Konu: Başbakan Davutoğulu’nun başarılı Bulgaristan ziyareti.

“Dinini ve tarihi kimliğini kaybeden bir toplumun yaşaması mümkün değil!

Kültürümüzün ana direği olan Türkçenin en iyi şekilde korunması ve yaygınlaştırılması için sürekli çaba gösterilmelidir.

Türkçenin köklü şekilde öğrenilmesine alınacak tedbirleri geciktirmeyiz. Bu konuda hiçbir şekilde yalnız ve mahrum hissetmeyin.”

 

Bu cümleler Türkiye Cumhuriyeti Başbakanı Sayın Ahmet Davutoğulu tarafından Sofya Büyükelçiliğimizde Bulgaristanlı Türk kanaat önderleriyle görüşmesinde dile geldi. Böylece Türkiye devletinin Bulgaristanlı Türklere ilişkin yeni stratejisi biçimlenmiş oldu. Yeni strateji Bulgaristan’da yaşayan Türklerin bugünü için olduğu kadar yakın ve uzak geleceği için de olağanüstü önemlidir.
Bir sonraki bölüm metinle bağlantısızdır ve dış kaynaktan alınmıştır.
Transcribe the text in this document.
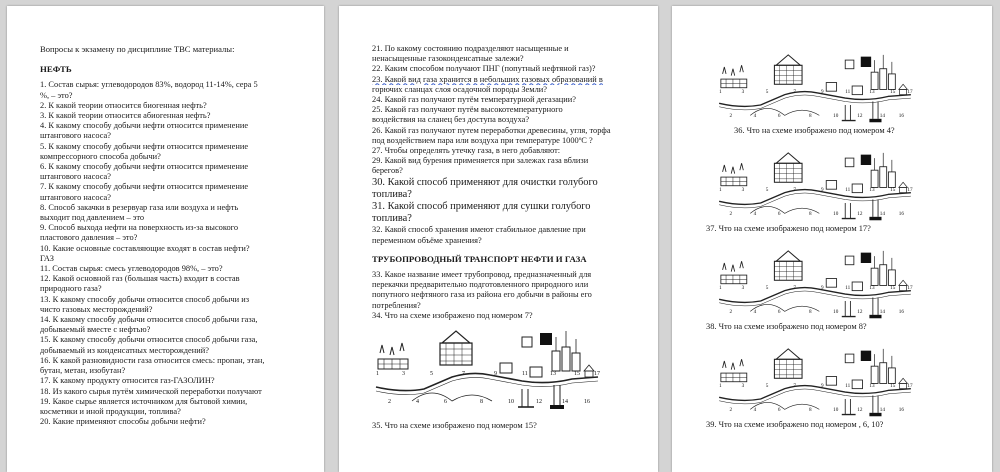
Вопросы к экзамену по дисциплине ТВС материалы:
НЕФТЬ
1. Состав сырья: углеводородов 83%, водород 11-14%, сера 5
%, – это?
2. К какой теории относится биогенная нефть?
3. К какой теории относится абиогенная нефть?
4. К какому способу добычи нефти относится применение
штангового насоса?
5. К какому способу добычи нефти относится применение
компрессорного способа добычи?
6. К какому способу добычи нефти относится применение
штангового насоса?
7. К какому способу добычи нефти относится применение
штангового насоса?
8. Способ закачки в резервуар газа или воздуха и нефть
выходит под давлением – это
9. Способ выхода нефти на поверхность из-за высокого
пластового давления – это?
10. Какие основные составляющие входят в состав нефти?
ГАЗ
11. Состав сырья: смесь углеводородов 98%, – это?
12. Какой основной газ (большая часть) входит в состав
природного газа?
13. К какому способу добычи относится способ добычи из
чисто газовых месторождений?
14. К какому способу добычи относится способ добычи газа,
добываемый вместе с нефтью?
15. К какому способу добычи относится способ добычи газа,
добываемый из конденсатных месторождений?
16. К какой разновидности газа относится смесь: пропан, этан,
бутан, метан, изобутан?
17. К какому продукту относится газ-ГАЗОЛИН?
18. Из какого сырья путём химической переработки получают
19. Какое сырье является источником для бытовой химии,
косметики и иной продукции, топлива?
20. Какие применяют способы добычи нефти?
21. По какому состоянию подразделяют насыщенные и
ненасыщенные газоконденсатные залежи?
22. Каким способом получают ПНГ (попутный нефтяной газ)?
23. Какой вид газа хранится в небольших газовых образований в
горючих сланцах слоя осадочной породы Земли?
24. Какой газ получают путём температурной дегазации?
25. Какой газ получают путём высокотемпературного
воздействия на сланец без доступа воздуха?
26. Какой газ получают путем переработки древесины, угля, торфа
под воздействием пара или воздуха при температуре 1000ºС ?
27. Чтобы определять утечку газа, в него добавляют:
29. Какой вид бурения применяется при залежах газа вблизи
берегов?
30. Какой способ применяют для очистки голубого
топлива?
31. Какой способ применяют для сушки голубого
топлива?
32. Какой способ хранения имеют стабильное давление при
переменном объёме хранения?
ТРУБОПРОВОДНЫЙ ТРАНСПОРТ НЕФТИ И ГАЗА
33. Какое название имеет трубопровод, предназначенный для
перекачки предварительно подготовленного природного или
попутного нефтяного газа из района его добычи в районы его
потребления?
34. Что на схеме изображено под номером 7?
1
2
3
4
5
6
7
8
9
10
11
12
13
14
15
16
17
35. Что на схеме изображено под номером 15?
1
2
3
4
5
6
7
8
9
10
11
12
13
14
15
16
17
36. Что на схеме изображено под номером 4?
1
2
3
4
5
6
7
8
9
10
11
12
13
14
15
16
17
37. Что на схеме изображено под номером 17?
1
2
3
4
5
6
7
8
9
10
11
12
13
14
15
16
17
38. Что на схеме изображено под номером 8?
1
2
3
4
5
6
7
8
9
10
11
12
13
14
15
16
17
39. Что на схеме изображено под номером , 6, 10?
Bu hedefi gerçekleştirmeye çaba gösterenleri daha bugünden kutlarken kendilerine sonsuz başarılar dileriz.

BULTÜRK – Bulgaristan Türkleri Kültür ve Hizmet Derneği, BGSAM –Bulgaristan Stratejik Araştırma Merkezi, aylık “Bulgaristan Türklerinin Sesi” gazetesi ve “www.bghaber.org”- aktüel bilgi ve yorum yayını çözümü asla ertelenemez olan bu olağanüstü önemli sorunun ilk kez olmak üzere Türkiye devleti tarafından kucaklanması hepimiz için büyük bir umut ve memnuniyet kaynağı oldu.

Bizim için hayati önem taşıyan Bulgaristan Türk kimliğini yaratma sorunudur. Son 70 yılda ilk kez devlet siyaseti düzeyine taşınmıştır. Konunun iki komşu devlet arası ilişkilere taşınmasında emeği geçenlere teşekkür ederiz.
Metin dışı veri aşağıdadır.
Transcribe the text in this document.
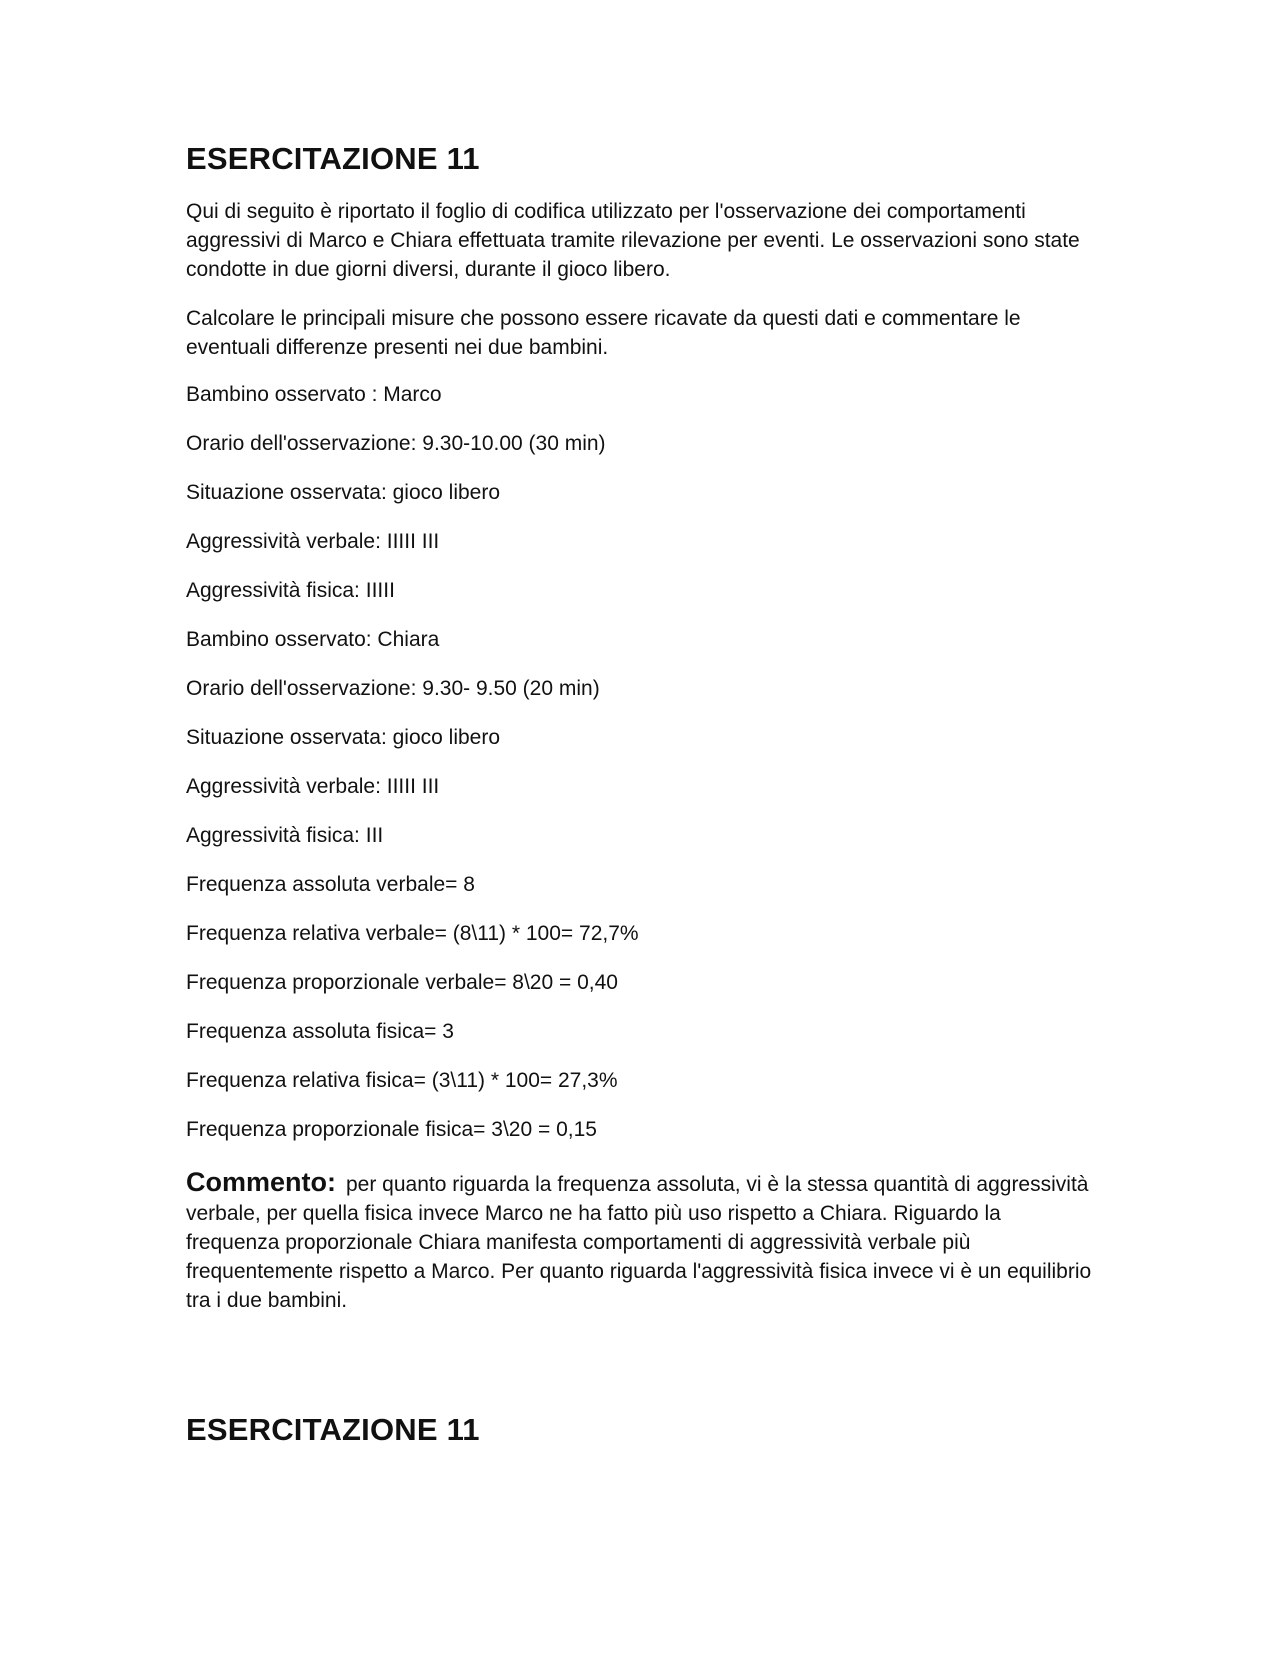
ESERCITAZIONE 11

Qui di seguito è riportato il foglio di codifica utilizzato per l'osservazione dei comportamenti aggressivi di Marco e Chiara effettuata tramite rilevazione per eventi. Le osservazioni sono state condotte in due giorni diversi, durante il gioco libero.

Calcolare le principali misure che possono essere ricavate da questi dati e commentare le eventuali differenze presenti nei due bambini.

Bambino osservato : Marco

Orario dell'osservazione: 9.30-10.00 (30 min)

Situazione osservata: gioco libero

Aggressività verbale: IIIII III

Aggressività fisica: IIIII

Bambino osservato: Chiara

Orario dell'osservazione: 9.30- 9.50 (20 min)

Situazione osservata: gioco libero

Aggressività verbale: IIIII III

Aggressività fisica: III

Frequenza assoluta verbale= 8

Frequenza relativa verbale= (8\11) * 100= 72,7%

Frequenza proporzionale verbale= 8\20 = 0,40

Frequenza assoluta fisica= 3

Frequenza relativa fisica= (3\11) * 100= 27,3%

Frequenza proporzionale fisica= 3\20 = 0,15

Commento: per quanto riguarda la frequenza assoluta, vi è la stessa quantità di aggressività verbale, per quella fisica invece Marco ne ha fatto più uso rispetto a Chiara. Riguardo la frequenza proporzionale Chiara manifesta comportamenti di aggressività verbale più frequentemente rispetto a Marco. Per quanto riguarda l'aggressività fisica invece vi è un equilibrio tra i due bambini.

ESERCITAZIONE 11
Bu önemli sorunun halka indirmek, aydınlara mal etmek, gerçekleştirilmesi için geniş kamuoyu oluşturmak, Türk azınlığımızın özgün kültürel hakları, kendi çizgileriyle güzel yaşam tarzı, anadili, ahlakı, gelenekleri uğruna diriltmek en önemli sorunumuzdur.

Bu davayı bugüne getiren yol uzun ve dikti. Türkiye Cumhuriyeti devletinin tutum değiştirip yanımızda yer alması çok büyük, paha biçilmez bir kazanımdır. Biz, anneannesi Sviştov’lu olan Kenen Evren paşanın, Türkiye Cumhuriyeti Cumhurbaşkanı sıfatıyla zulümcü Todor Jivkov’a bizim hakkımızda “eti senin kemiği benim”  sözlerini ve Türk kimliğimiz ve tüm etnik halk topluluğu haklarımız için Mayıs 1989 Ayaklanmamızdan sonra, sorunu Türkiye adına görüşmek üzere Kuveyt’te Bulgar Kültür Bakanı Georgi  Yordanov ile görüşmesinde “bırakın yorgan altında Türkçe konuşsunlar” dediğini asla unutamayız.

Biz, artık Bulgaristan Türkleri ile ilgili durumun kesin değiştiğine Cumhurbaşkanımız Sayın R. Tayyib Erdoğan ve Başkanımız Sayın Ahmet Davutoğulu iktidarı döneminde gerçekleşebildi.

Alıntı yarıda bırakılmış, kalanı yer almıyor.